The biggest differences between pulse flour and wheat flour are protein content, fibre, gluten, and functional behaviour in dough.
- Protein: Whole-grain wheat flour contains roughly 12–15% protein, while pulse flours contain 20–30% depending on the pulse — chickpea (~20–22%), red lentil (~24–28%), yellow lentil (~25–28%), and fava bean (~26–30%).
- Fibre: Most pulse flours have 2–3× the fibre of refined wheat flour, with significant amounts of resistant starch.
- Gluten: Pulse flours contain no gluten. They cannot replace wheat 1:1 in elastic-dough applications like bread without reformulation, but they perform well in batters, crackers, pasta, gluten-free baking, and protein-fortified bakery.
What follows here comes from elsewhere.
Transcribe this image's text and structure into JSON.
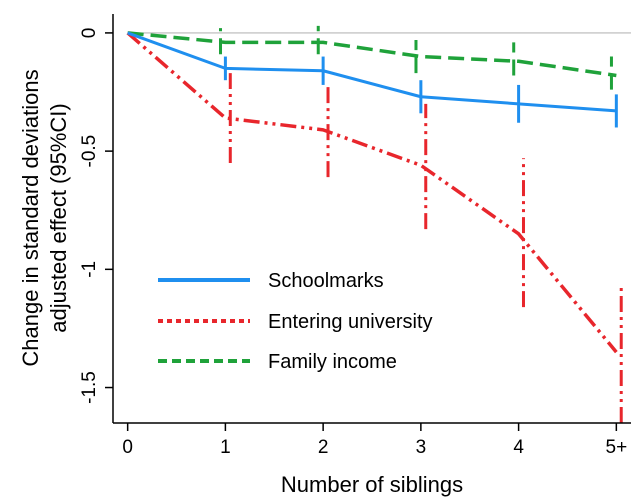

- Amino acid profile: Wheat is deficient in lysine; pulses are rich in lysine but lower in sulfur amino acids. Blending the two creates a more complete protein than either flour alone.
- Glycemic response: Pulse flours generally have a lower glycemic index than refined wheat flour, owing to higher fibre and slowly digestible starch.
For food manufacturers, the practical takeaway is that pulse flours are typically used to fortify or partially replace wheat flour to lift protein and fibre — not as a like-for-like substitute.